For all sessions containing five or more whisking segments, both whisking frequency and segment amplitude were correlated with firing rate using Spearman's ρ. The movement record was detrended before this correlation analysis by subtracting the best-fit line for each whisking segment, which corrected for differences in set point caused by the location of the pad. The area under the curve (deg × s) was taken as a measure of whisking amplitude.

To determine whether occurrences of statistical significance (i.e., number of units whose spike rates were significantly correlated with movement frequency or amplitude) were greater than expected by chance, neural and movement data were temporally dissociated by randomly shuffling the position of the spike data relative to the movement data.
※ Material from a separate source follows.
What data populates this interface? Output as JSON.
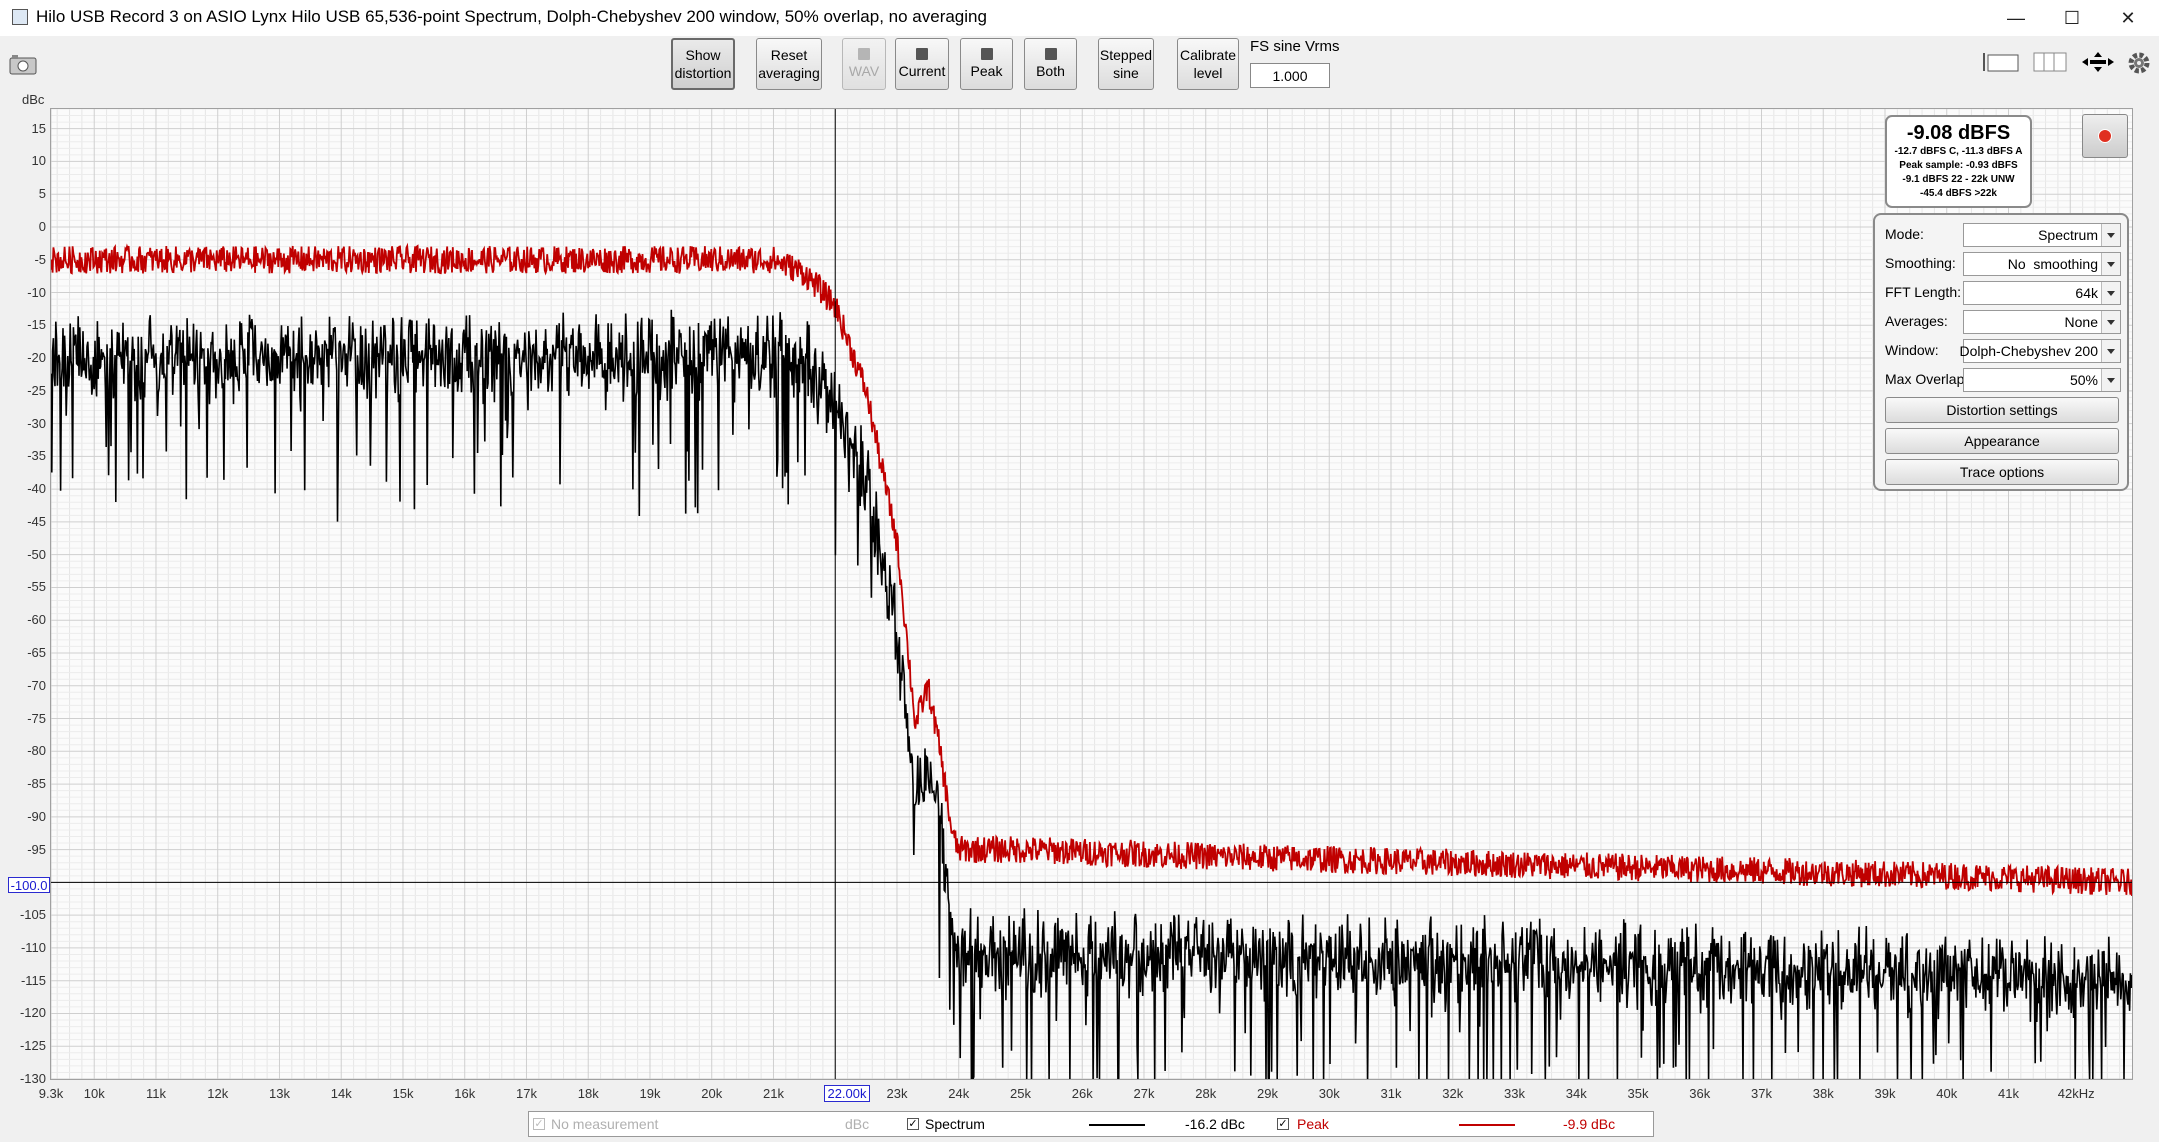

That is, for each analysis, each segment of spike times was analyzed with reference to a segment of the movement record that occurred at a different point in time from the spikes. Comparisons were made between the proportion of significant sessions/segments for the shuffled and unshuffled data using either Fisher's exact probability test (when n ≤ 50) or the z-test for comparing two proportions (when n > 50).

Comparisons between proportions of significant sessions/segments for task 1 and task 2 animals were also made for all analyses. When no differences by task were found, data were combined and analyzed as a group. When differences between groups were found, results for each group are reported separately.
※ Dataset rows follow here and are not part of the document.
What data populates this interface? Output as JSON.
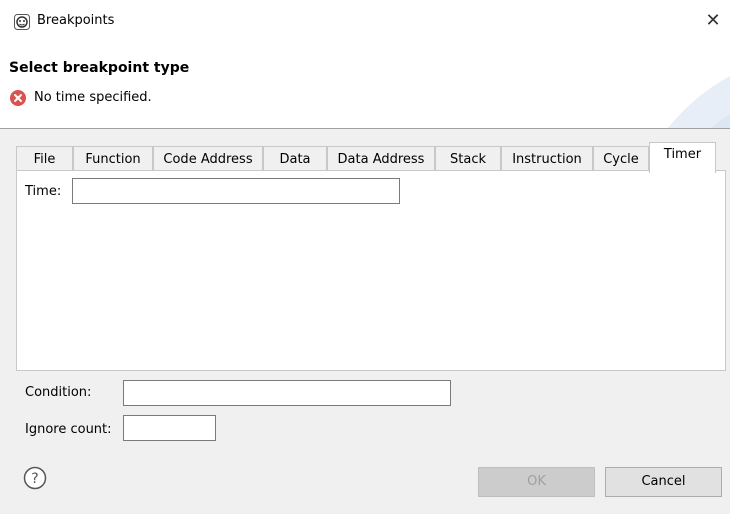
{
  "window": {
    "title": "Breakpoints",
    "app_icon": "breakpoint-dialog-icon",
    "close_icon": "close-icon",
    "close_glyph": "✕"
  },
  "banner": {
    "title": "Select breakpoint type",
    "message": "No time specified.",
    "message_icon": "error-icon"
  },
  "tabs": [
    {
      "label": "File"
    },
    {
      "label": "Function"
    },
    {
      "label": "Code Address"
    },
    {
      "label": "Data"
    },
    {
      "label": "Data Address"
    },
    {
      "label": "Stack"
    },
    {
      "label": "Instruction"
    },
    {
      "label": "Cycle"
    },
    {
      "label": "Timer",
      "active": true
    }
  ],
  "timer": {
    "time_label": "Time:",
    "time_value": ""
  },
  "condition": {
    "label": "Condition:",
    "value": ""
  },
  "ignore_count": {
    "label": "Ignore count:",
    "value": ""
  },
  "buttons": {
    "help_icon": "help-icon",
    "ok": "OK",
    "cancel": "Cancel"
  },
  "colors": {
    "error_red": "#d9534f",
    "ok_disabled_bg": "#cccccc",
    "cancel_bg": "#e1e1e1"
  }
}
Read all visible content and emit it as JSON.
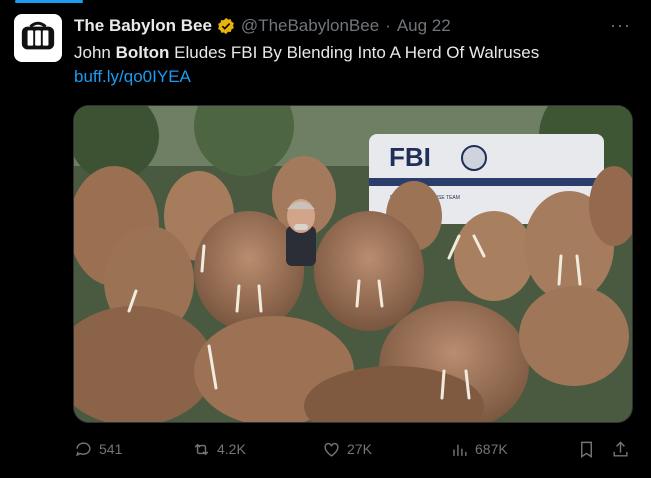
{
  "tweet": {
    "author_name": "The Babylon Bee",
    "author_handle": "@TheBabylonBee",
    "separator": "·",
    "date": "Aug 22",
    "more_icon": "more-dots-icon",
    "verified_icon": "verified-badge-icon",
    "text_pre": "John ",
    "text_bold": "Bolton",
    "text_post": " Eludes FBI By Blending Into A Herd Of Walruses",
    "link": "buff.ly/qo0IYEA",
    "image": {
      "alt": "Photo of a herd of walruses with a man among them and an FBI van in background",
      "van_label": "FBI",
      "van_sublabel": "EVIDENCE RESPONSE TEAM"
    }
  },
  "actions": {
    "replies": "541",
    "reposts": "4.2K",
    "likes": "27K",
    "views": "687K"
  },
  "colors": {
    "accent": "#1d9bf0",
    "muted": "#71767b",
    "badge": "#e8b20b"
  }
}
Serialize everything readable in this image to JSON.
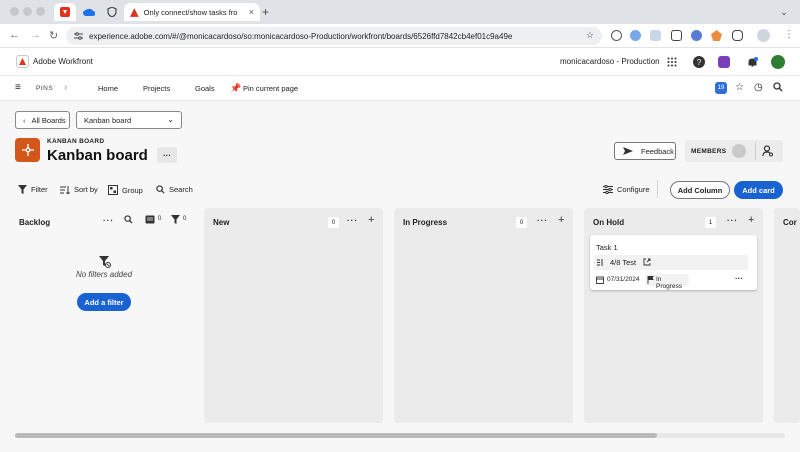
{
  "browser": {
    "active_tab_title": "Only connect/show tasks fro",
    "tab_close": "×",
    "new_tab": "+",
    "url": "experience.adobe.com/#/@monicacardoso/so:monicacardoso-Production/workfront/boards/6526ffd7842cb4ef01c9a49e"
  },
  "app_header": {
    "app_name": "Adobe Workfront",
    "instance": "monicacardoso - Production"
  },
  "nav": {
    "pins_label": "PINS",
    "home": "Home",
    "projects": "Projects",
    "goals": "Goals",
    "pin_current_page": "Pin current page",
    "notification_count": "19"
  },
  "board": {
    "all_boards": "All Boards",
    "board_select": "Kanban board",
    "kicker": "KANBAN BOARD",
    "title": "Kanban board",
    "more": "···",
    "feedback": "Feedback",
    "members": "MEMBERS"
  },
  "toolbar": {
    "filter": "Filter",
    "sort_by": "Sort by",
    "group": "Group",
    "search": "Search",
    "configure": "Configure",
    "add_column": "Add Column",
    "add_card": "Add card"
  },
  "backlog": {
    "title": "Backlog",
    "display_count": "0",
    "filter_count": "0",
    "empty_text": "No filters added",
    "add_filter": "Add a filter"
  },
  "columns": [
    {
      "title": "New",
      "count": "0"
    },
    {
      "title": "In Progress",
      "count": "0"
    },
    {
      "title": "On Hold",
      "count": "1"
    },
    {
      "title": "Cor"
    }
  ],
  "card": {
    "title": "Task 1",
    "project": "4/8 Test",
    "due_date": "07/31/2024",
    "status": "In Progress"
  }
}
Because vMCx activity increases before the onset of a whisking epoch (Carvell et al. 1996; Friedman et al. 2006), we also calculated correlations (Spearman's ρ) between the firing rate after the first significant increase in spike activity during the 250 ms before whisking onset, and whisking frequency and amplitude during the first 1 s of movement. Baseline activity was taken as the mean number of spikes per 10-ms bins during the −500 to −250 ms before whisking, that is, when no vibrissa movements were detected. The point of increased spike activity was defined as the first bin in the 250 ms just before whisking that contained spike activity greater than 2 standard deviations (SD) above the calculated baseline.
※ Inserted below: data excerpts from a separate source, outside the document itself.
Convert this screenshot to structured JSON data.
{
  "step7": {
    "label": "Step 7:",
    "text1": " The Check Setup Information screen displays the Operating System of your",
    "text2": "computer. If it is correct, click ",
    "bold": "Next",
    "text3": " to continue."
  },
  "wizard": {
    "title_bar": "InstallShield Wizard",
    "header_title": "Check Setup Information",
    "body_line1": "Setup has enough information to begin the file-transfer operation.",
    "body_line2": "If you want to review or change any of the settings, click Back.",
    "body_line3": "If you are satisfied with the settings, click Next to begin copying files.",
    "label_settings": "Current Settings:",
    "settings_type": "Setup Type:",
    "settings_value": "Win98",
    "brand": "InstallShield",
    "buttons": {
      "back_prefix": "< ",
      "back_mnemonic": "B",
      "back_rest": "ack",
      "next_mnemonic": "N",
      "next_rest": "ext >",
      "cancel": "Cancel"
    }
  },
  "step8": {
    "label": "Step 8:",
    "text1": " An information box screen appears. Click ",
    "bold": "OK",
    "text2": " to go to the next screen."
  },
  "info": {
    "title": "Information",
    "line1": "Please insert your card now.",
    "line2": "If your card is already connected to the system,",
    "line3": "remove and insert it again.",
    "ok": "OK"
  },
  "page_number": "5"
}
Identification of Recording Sites

The locations of recording sites within vMCx were verified through cortical microstimulation after all recording sessions for each animal were complete. The animals were either anesthetized with ketamine (100 mg/kg) and xylazine (8 mg/kg; n = 4), or head-fixed in the awake state (n = 3), and vibrissae movements were evoked by intracortical microstimulation (200-μs-long pulses delivered at 50 Hz for 1 s; ≤100 μA). Six of the seven animals were stimulated at the same coordinates used during recording. In the seventh animal, the recording locations could not be precisely identified, so stimulation was made at sample sites throughout the craniotomy. Stimulation in the majority of sites across animals resulted in movements characterized by a strong rhythmic component, as described previously by Haiss and Schwarz (2005) and Cramer and Keller (2006). These results confirm that the electrodes were implanted in the “rhythmic whisking” region of vMCx (Haiss and Schwarz 2005; Sanderson et al. 1984). Stimulation at a few sites evoked a single retraction, with no rhythmic component. Recordings made from this “retraction region” were excluded from analyses.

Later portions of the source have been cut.